Голос Гергинова был сонным и хриплым, как у человека, которого выдернули из сна. Именно такой голос Ванда и ожидала услышать.

— Алло?

— Господин министр, Беловская у телефона…

— Черт возьми, Беловская, что случилось?

— Вы ведь приказали докладывать вам по делу Гертельсмана. Шеф велел позвонить вам рано утром, до того, как вы отправитесь на конференцию.

— Ты ненормальная, Беловская, — вздохнул Гергинов, и Ванда с огромным удовольствием отметила в его голосе нотки бессилия. — Ты хоть соображаешь, который здесь час?

— Шеф сказал, что это срочно…

— Что там такого срочного? Неужто вы его нашли?

— Никак нет, господин министр. Делаем все, что в наших силах, но пока безрезультатно. Впрочем, здесь случилось убийство, и сейчас мы пытаемся установить, связаны ли эти два случая.

— Я об этом знаю. Что еще?

— Ничего, господин министр.

— И ты звонишь мне в шесть утра, чтобы сказать, что никаких новостей по делу Гертельсмана нет? Ах, Беловская, Беловская… Придется поговорить с тобой, когда я вернусь…

— Как вам угодно, господин министр…

— И не звони мне больше, пока я тут, без какой-то важной причины. Понятно?

— Понятно, господин министр.

— Все, пока.

И прежде чем Ванда смогла ответить, Гергинов отключился.

В детстве, как рассказывала ее мать, Ванда была кротким и послушным ребенком. Но она отлично помнила, какую неистовую радость доставляли ей даже редкие, мелкие пакости. Именно такую радость она испытала сейчас. Да и получилось довольно естественно, потому что у нее вообще не было намерения раздражать министра или строить козни. Она позвонила, потому что так ей было приказано. И не ее вина, если приказ оказался необдуманным, даже ненужным.

«Политический приказ», — вдруг пришло в голову Ванде. Политический заказ. Подобно тому, как если бы маленький, робеющий пионер не по своему желанию оказался перед кем-то из власть предержащих. Гергинов, обладая властью, мог позволить себе играть людьми, стоявших ниже, но это не могло продолжаться долго. А потом ее шеф попросту сменит фотографии у себя в кабинете, если, конечно, и ему к тому времени не дадут коленкой под зад.

На этих фотографиях Ванды не было. И Крыстанова тоже. Как и никого из коллег.

Она допила кофе и закурила первую за день сигарету. Вершины даже самых высоких каштанов не достигали пятого этажа, и птицы на их ветвях чирикали где-то в ногах. А внизу, на уровне фундамента, София, кряхтя, пыталась вместиться в разбитую сеть старых улиц, которая давно стала ей тесной.
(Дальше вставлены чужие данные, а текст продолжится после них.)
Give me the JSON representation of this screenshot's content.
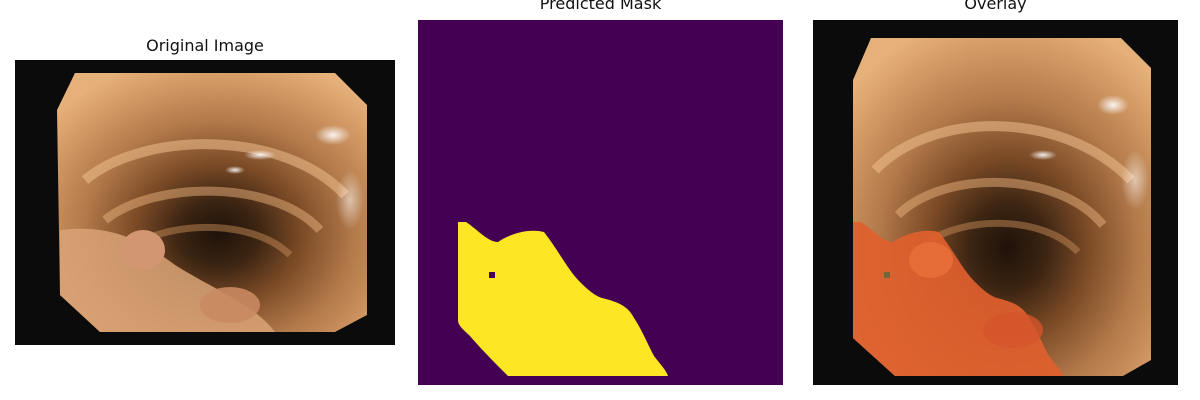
{
  "panels": [
    {
      "title": "Original Image"
    },
    {
      "title": "Predicted Mask"
    },
    {
      "title": "Overlay"
    }
  ],
  "colors": {
    "mask_background": "#440154",
    "mask_foreground": "#fde725",
    "frame_black": "#0b0b0b",
    "overlay_tint": "#ff4a1a"
  }
}
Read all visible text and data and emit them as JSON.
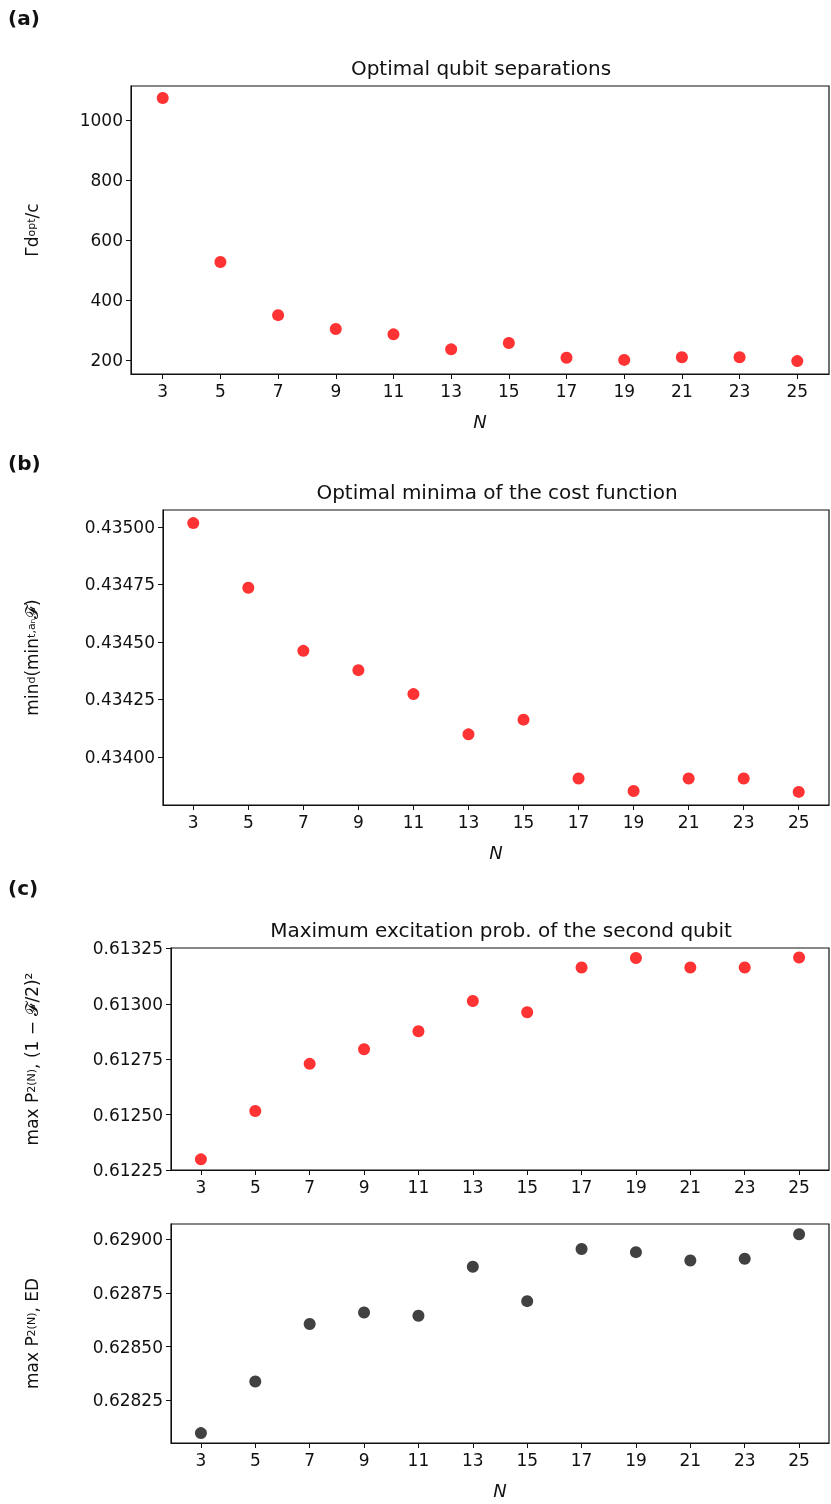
{
  "chart_data": [
    {
      "type": "scatter",
      "title": "Optimal qubit separations",
      "annotations": [
        "(a)"
      ],
      "xlabel": "N",
      "ylabel": "Γd$_{opt}$/c",
      "marker": "circle",
      "grid": false,
      "x": [
        3,
        5,
        7,
        9,
        11,
        13,
        15,
        17,
        19,
        21,
        23,
        25
      ],
      "xlim": [
        1.9,
        26.1
      ],
      "xticks": [
        3,
        5,
        7,
        9,
        11,
        13,
        15,
        17,
        19,
        21,
        23,
        25
      ],
      "ylim": [
        155,
        1114
      ],
      "yticks": [
        200,
        400,
        600,
        800,
        1000
      ],
      "series": [
        {
          "color": "#ff0000",
          "values": [
            1074,
            528,
            351,
            305,
            287,
            237,
            258,
            209,
            202,
            211,
            211,
            198
          ]
        }
      ]
    },
    {
      "type": "scatter",
      "title": "Optimal minima of the cost function",
      "annotations": [
        "(b)"
      ],
      "xlabel": "N",
      "ylabel": "min$_{d}$(min$_{t,aₙ}$𝓕)",
      "marker": "circle",
      "grid": false,
      "x": [
        3,
        5,
        7,
        9,
        11,
        13,
        15,
        17,
        19,
        21,
        23,
        25
      ],
      "xlim": [
        1.9,
        26.1
      ],
      "xticks": [
        3,
        5,
        7,
        9,
        11,
        13,
        15,
        17,
        19,
        21,
        23,
        25
      ],
      "ylim": [
        0.433791,
        0.435073
      ],
      "yticks": [
        {
          "value": 0.434,
          "label": "0.43400"
        },
        {
          "value": 0.43425,
          "label": "0.43425"
        },
        {
          "value": 0.4345,
          "label": "0.43450"
        },
        {
          "value": 0.43475,
          "label": "0.43475"
        },
        {
          "value": 0.435,
          "label": "0.43500"
        }
      ],
      "series": [
        {
          "color": "#ff0000",
          "values": [
            0.435016,
            0.434735,
            0.434461,
            0.434377,
            0.434273,
            0.434098,
            0.434162,
            0.433906,
            0.433852,
            0.433906,
            0.433906,
            0.433848
          ]
        }
      ]
    },
    {
      "type": "scatter",
      "title": "Maximum excitation prob. of the second qubit",
      "annotations": [
        "(c)"
      ],
      "ylabel": "max P$_{2}$$^{(N)}$, (1 − 𝓕/2)²",
      "marker": "circle",
      "grid": false,
      "x": [
        3,
        5,
        7,
        9,
        11,
        13,
        15,
        17,
        19,
        21,
        23,
        25
      ],
      "xlim": [
        1.9,
        26.1
      ],
      "xticks": [
        3,
        5,
        7,
        9,
        11,
        13,
        15,
        17,
        19,
        21,
        23,
        25
      ],
      "ylim": [
        0.61225,
        0.613252
      ],
      "yticks": [
        {
          "value": 0.61225,
          "label": "0.61225"
        },
        {
          "value": 0.6125,
          "label": "0.61250"
        },
        {
          "value": 0.61275,
          "label": "0.61275"
        },
        {
          "value": 0.613,
          "label": "0.61300"
        },
        {
          "value": 0.61325,
          "label": "0.61325"
        }
      ],
      "series": [
        {
          "color": "#ff0000",
          "values": [
            0.612298,
            0.612516,
            0.612729,
            0.612795,
            0.612876,
            0.613013,
            0.612962,
            0.613164,
            0.613207,
            0.613164,
            0.613164,
            0.613209
          ]
        }
      ]
    },
    {
      "type": "scatter",
      "xlabel": "N",
      "ylabel": "max P$_{2}$$^{(N)}$, ED",
      "marker": "circle",
      "grid": false,
      "x": [
        3,
        5,
        7,
        9,
        11,
        13,
        15,
        17,
        19,
        21,
        23,
        25
      ],
      "xlim": [
        1.9,
        26.1
      ],
      "xticks": [
        3,
        5,
        7,
        9,
        11,
        13,
        15,
        17,
        19,
        21,
        23,
        25
      ],
      "ylim": [
        0.628051,
        0.62907
      ],
      "yticks": [
        {
          "value": 0.62825,
          "label": "0.62825"
        },
        {
          "value": 0.6285,
          "label": "0.62850"
        },
        {
          "value": 0.62875,
          "label": "0.62875"
        },
        {
          "value": 0.629,
          "label": "0.62900"
        }
      ],
      "series": [
        {
          "color": "#111111",
          "values": [
            0.628097,
            0.628337,
            0.628605,
            0.628658,
            0.628643,
            0.628871,
            0.628711,
            0.628954,
            0.628939,
            0.6289,
            0.628908,
            0.629022
          ]
        }
      ]
    }
  ]
}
Может быть, именно так и приходит вдохновение…

Одежда писателя Асена Войнова, в которой он встретил свою смерть, уже прибыла из Перника. Рано утром ее привез лично инспектор Стоев, пригрозив, что без нее он обратно не вернется.

— Боится, что мы отберем у него улики, — поддразнил его Крыстанов, но Стоев пропустил это ехидное замечание мимо ушей.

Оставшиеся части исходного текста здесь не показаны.